WARNING:tensorflow:Compiled the loaded model, but the compiled metrics have yet to be built. `model.compile_metrics` will be empty until you train or evaluate the model.
2021-08-13 11:16:36.664551: W tensorflow/compiler/mlir/lite/python/tf_tfl_flatbuffer_helpers.cc:351] Ignored output_format.
2021-08-13 11:16:36.664597: W tensorflow/compiler/mlir/lite/python/tf_tfl_flatbuffer_helpers.cc:354] Ignored drop_control_dependency.
2021-08-13 11:16:36.668981: I tensorflow/compiler/mlir/tensorflow/utils/dump_mlir_util.cc:210] disabling MLIR crash reproducer, set env var `MLIR_CRASH_REPRODUCER_DIRECTORY` to enable.
WARNING:tensorflow:Compiled the loaded model, but the compiled metrics have yet to be built. `model.compile_metrics` will be empty until you train or evaluate the model.
INFO:tensorflow:Assets written to: /tmp/tmpenn8hns6/assets
INFO:tensorflow:Assets written to: /tmp/tmpenn8hns6/assets
2021-08-13 11:16:39.184787: I tensorflow/core/grappler/devices.cc:66] Number of eligible GPUs (core count >= 8, compute capability >= 0.0): 0
2021-08-13 11:16:39.185019: I tensorflow/core/grappler/clusters/single_machine.cc:357] Starting new session
2021-08-13 11:16:39.188948: I tensorflow/core/grappler/optimizers/meta_optimizer.cc:1137] Optimization results for grappler item: graph_to_optimize
  function_optimizer: function_optimizer did nothing. time = 0.01ms.
  function_optimizer: function_optimizer did nothing. time = 0.002ms.

2021-08-13 11:16:39.294765: W tensorflow/compiler/mlir/lite/python/tf_tfl_flatbuffer_helpers.cc:351] Ignored output_format.
2021-08-13 11:16:39.294816: W tensorflow/compiler/mlir/lite/python/tf_tfl_flatbuffer_helpers.cc:354] Ignored drop_control_dependency.

Following the instructions of TFLite Model Benchmarking Tool, we build the tool, upload it to the Android device together with dense and pruned TFLite models, and benchmark both models on the device.
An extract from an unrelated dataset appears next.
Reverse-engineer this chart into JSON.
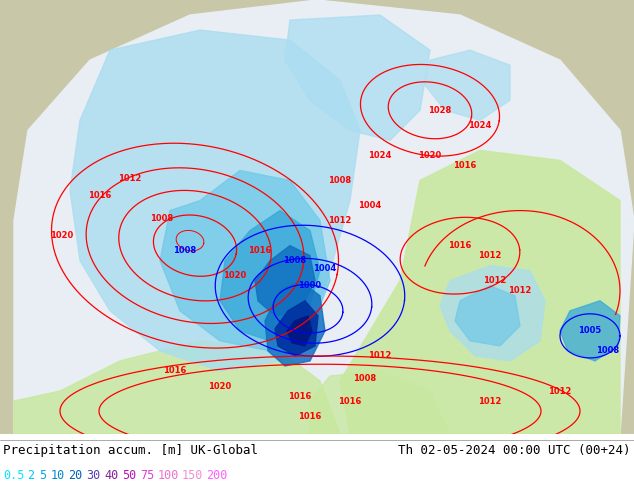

! adb shell /data/local/tmp/benchmark_model \
    --graph=/data/local/tmp/dense_model.tflite \
    --use_xnnpack=true \
    --num_runs=100 \
    --num_threads=1
/bin/bash: adb: command not found
! adb shell /data/local/tmp/benchmark_model \
    --graph=/data/local/tmp/pruned_model.tflite \
    --use_xnnpack=true \
    --num_runs=100 \
    --num_threads=1
/bin/bash: adb: command not found

Benchmarks on Pixel 4 resulted in average inference time of 17us for the dense model and 12us for the pruned model. The on-device benchmarks demonstrate a clear 5us or 30% improvements in latency even for such small models. In our experience, larger models based on MobileNetV3 or EfficientNet-lite show similar performance improvements. The speed-up varies based on the relative contribution of 1x1 convolutions to the overall model.

Conclusion

In this tutorial, we show how one may create sparse models for faster on-device performance using the new functionality introduced by the TF MOT API and XNNPack. These sparse models are smaller and faster than their dense counterparts while retaining or even surpassing their quality.

We encourage you to try this new capability which can be particularly important for deploying your models on device.